LDDW .D2T2 *B6++,B5:B4 ; |47| (P) <0,0>
|| LDDW .D1T1 *A3++,A5:A4 ; |48| (P) <0,0>

NOP 2

SPMASK L1
|| MV .L1 A7,A6

NOP 1

SPKERNEL 2,0
|| STDW .D2T2 B5:B4,*B7++ ; |47| <0,5>
|| STDW .D1T1 A5:A4,*A6++ ; |48| <0,5>

$C$DW$L$t_memcpy$3$E:
;** --------------------------------------------------------------------------*
$C$L3: ; PIPED LOOP EPILOG
;** --------------------------------------------------------------------------*

in software pipeline information showing as 2 cycles, but its taking 21 cycles for one iteration.I am not understanding here what is problem?

Thanks & regards,

Raj Bhavani.

  • There are two things to consider.

    The loop takes 2 CPU cycles per iteration once the steady state of the loop is achieved.  It takes a few cycles for the loop to pipe up to achieve steady state.  And a few cycles to pipe down when the loop concludes.  

    By saying "CPU cycles" I ignore cycles lost to cache misses, memory latencies, and the like.  Is this code located in external memory?  Is either the source, or the destination, or both, located in external memory?  If so, more cycles are required.

    Thanks and regards,

    -George

  • Hi George,

    Code , source and destination are located in local memory.

    Thanks & Regards.
    Raj Bhavani.
  • Raj Bhavani B said:
    software pipeline information showing as 2 cycles, but its taking 21 cycles for one iteration

    Exactly how do you measure the number cycles executed for one iteration?

    Thanks and regards,

    -George

  • Please reply to the question about how you measure cycles.

    Thanks and regards,

    -George

  • Since it has been a while, I presume you have resolved your problem.  Please let us know how you resolved it.

    Thanks and regards,

    -George

  • Hi George,

    Sorry for delay.

    I have measured the cycles of the loop using TSCL and found the number of cycles for one complete iteration. For example 630 Cycles were taking to complete the loop(30 iterations), So here for one iteration 21 cycles.
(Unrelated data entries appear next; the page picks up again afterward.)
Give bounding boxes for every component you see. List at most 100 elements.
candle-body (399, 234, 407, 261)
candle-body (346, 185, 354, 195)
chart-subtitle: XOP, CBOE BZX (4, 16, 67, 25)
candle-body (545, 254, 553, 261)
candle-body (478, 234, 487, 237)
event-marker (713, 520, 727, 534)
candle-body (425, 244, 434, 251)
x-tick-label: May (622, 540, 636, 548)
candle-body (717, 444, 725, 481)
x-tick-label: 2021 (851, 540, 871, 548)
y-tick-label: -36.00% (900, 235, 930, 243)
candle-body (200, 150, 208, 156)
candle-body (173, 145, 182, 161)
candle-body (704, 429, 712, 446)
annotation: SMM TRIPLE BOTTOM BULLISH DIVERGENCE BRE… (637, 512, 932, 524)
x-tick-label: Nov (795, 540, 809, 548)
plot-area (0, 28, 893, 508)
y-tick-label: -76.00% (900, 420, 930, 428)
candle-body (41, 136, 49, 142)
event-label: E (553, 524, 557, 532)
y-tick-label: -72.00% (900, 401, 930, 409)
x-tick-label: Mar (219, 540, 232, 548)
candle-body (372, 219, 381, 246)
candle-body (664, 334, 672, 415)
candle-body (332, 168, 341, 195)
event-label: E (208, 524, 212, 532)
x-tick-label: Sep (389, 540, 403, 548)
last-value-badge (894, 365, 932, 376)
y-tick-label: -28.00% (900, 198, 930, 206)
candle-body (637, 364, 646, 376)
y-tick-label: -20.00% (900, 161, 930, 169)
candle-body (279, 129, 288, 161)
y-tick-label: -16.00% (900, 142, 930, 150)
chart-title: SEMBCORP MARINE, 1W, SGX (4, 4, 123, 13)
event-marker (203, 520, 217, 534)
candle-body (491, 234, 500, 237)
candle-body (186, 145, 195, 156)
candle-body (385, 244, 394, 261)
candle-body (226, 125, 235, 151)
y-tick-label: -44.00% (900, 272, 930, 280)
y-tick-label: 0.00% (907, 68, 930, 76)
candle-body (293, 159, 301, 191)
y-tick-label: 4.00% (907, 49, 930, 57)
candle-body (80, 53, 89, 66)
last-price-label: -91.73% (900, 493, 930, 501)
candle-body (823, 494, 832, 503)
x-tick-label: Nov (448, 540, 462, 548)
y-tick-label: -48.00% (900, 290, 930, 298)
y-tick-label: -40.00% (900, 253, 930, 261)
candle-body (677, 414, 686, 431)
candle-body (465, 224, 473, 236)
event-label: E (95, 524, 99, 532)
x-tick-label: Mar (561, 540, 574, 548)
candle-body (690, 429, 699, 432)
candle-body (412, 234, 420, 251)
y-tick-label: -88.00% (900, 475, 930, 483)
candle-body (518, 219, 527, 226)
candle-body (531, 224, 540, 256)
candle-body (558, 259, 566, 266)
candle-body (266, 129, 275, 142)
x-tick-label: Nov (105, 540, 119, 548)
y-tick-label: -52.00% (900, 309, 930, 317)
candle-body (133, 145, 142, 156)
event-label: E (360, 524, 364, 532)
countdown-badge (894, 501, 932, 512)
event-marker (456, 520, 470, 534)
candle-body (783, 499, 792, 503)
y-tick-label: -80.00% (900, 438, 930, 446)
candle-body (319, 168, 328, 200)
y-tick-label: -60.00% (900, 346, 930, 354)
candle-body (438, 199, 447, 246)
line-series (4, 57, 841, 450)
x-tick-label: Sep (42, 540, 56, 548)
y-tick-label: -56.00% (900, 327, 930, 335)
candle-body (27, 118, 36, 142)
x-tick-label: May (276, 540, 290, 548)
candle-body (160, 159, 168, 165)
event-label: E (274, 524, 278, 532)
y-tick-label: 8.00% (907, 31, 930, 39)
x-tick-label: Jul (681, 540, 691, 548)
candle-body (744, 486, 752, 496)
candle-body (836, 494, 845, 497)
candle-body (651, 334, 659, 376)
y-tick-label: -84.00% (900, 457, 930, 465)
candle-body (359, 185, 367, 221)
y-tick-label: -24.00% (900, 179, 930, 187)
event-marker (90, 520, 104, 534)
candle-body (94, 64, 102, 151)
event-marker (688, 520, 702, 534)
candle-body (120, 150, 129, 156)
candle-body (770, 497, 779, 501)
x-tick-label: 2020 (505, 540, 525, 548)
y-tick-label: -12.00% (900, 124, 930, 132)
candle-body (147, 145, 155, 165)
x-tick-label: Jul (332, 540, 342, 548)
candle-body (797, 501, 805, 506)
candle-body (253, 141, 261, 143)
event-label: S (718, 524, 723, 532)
    We have observed different time cycles taken by software pipeline code function, Very first time this loop single iteration is taking 21 cycles but second time on wards its taking 2 cycles per iteration.

    Thanks,
    Raj Bhavani.
  • Raj,

    If a routine takes a long time the first time and is faster the next time, that is a classic example of the speed improvement of cached memory. In spite of your comment that all program and data is in local memory, there are obvious cache effects taking place here, and in particular longer times for accessing the data during the first pass through the loop.

    There are advanced tools available for trace features that can shed light on memory access delays. And there are several documents that may help you, such as the Optimizing Loops app note and the DSP cache user guide. For detailed software support for the TCI6630K2L, you will want to contact one of our support Partners, CommAgility or Azcom.

    Regards,
    RandyP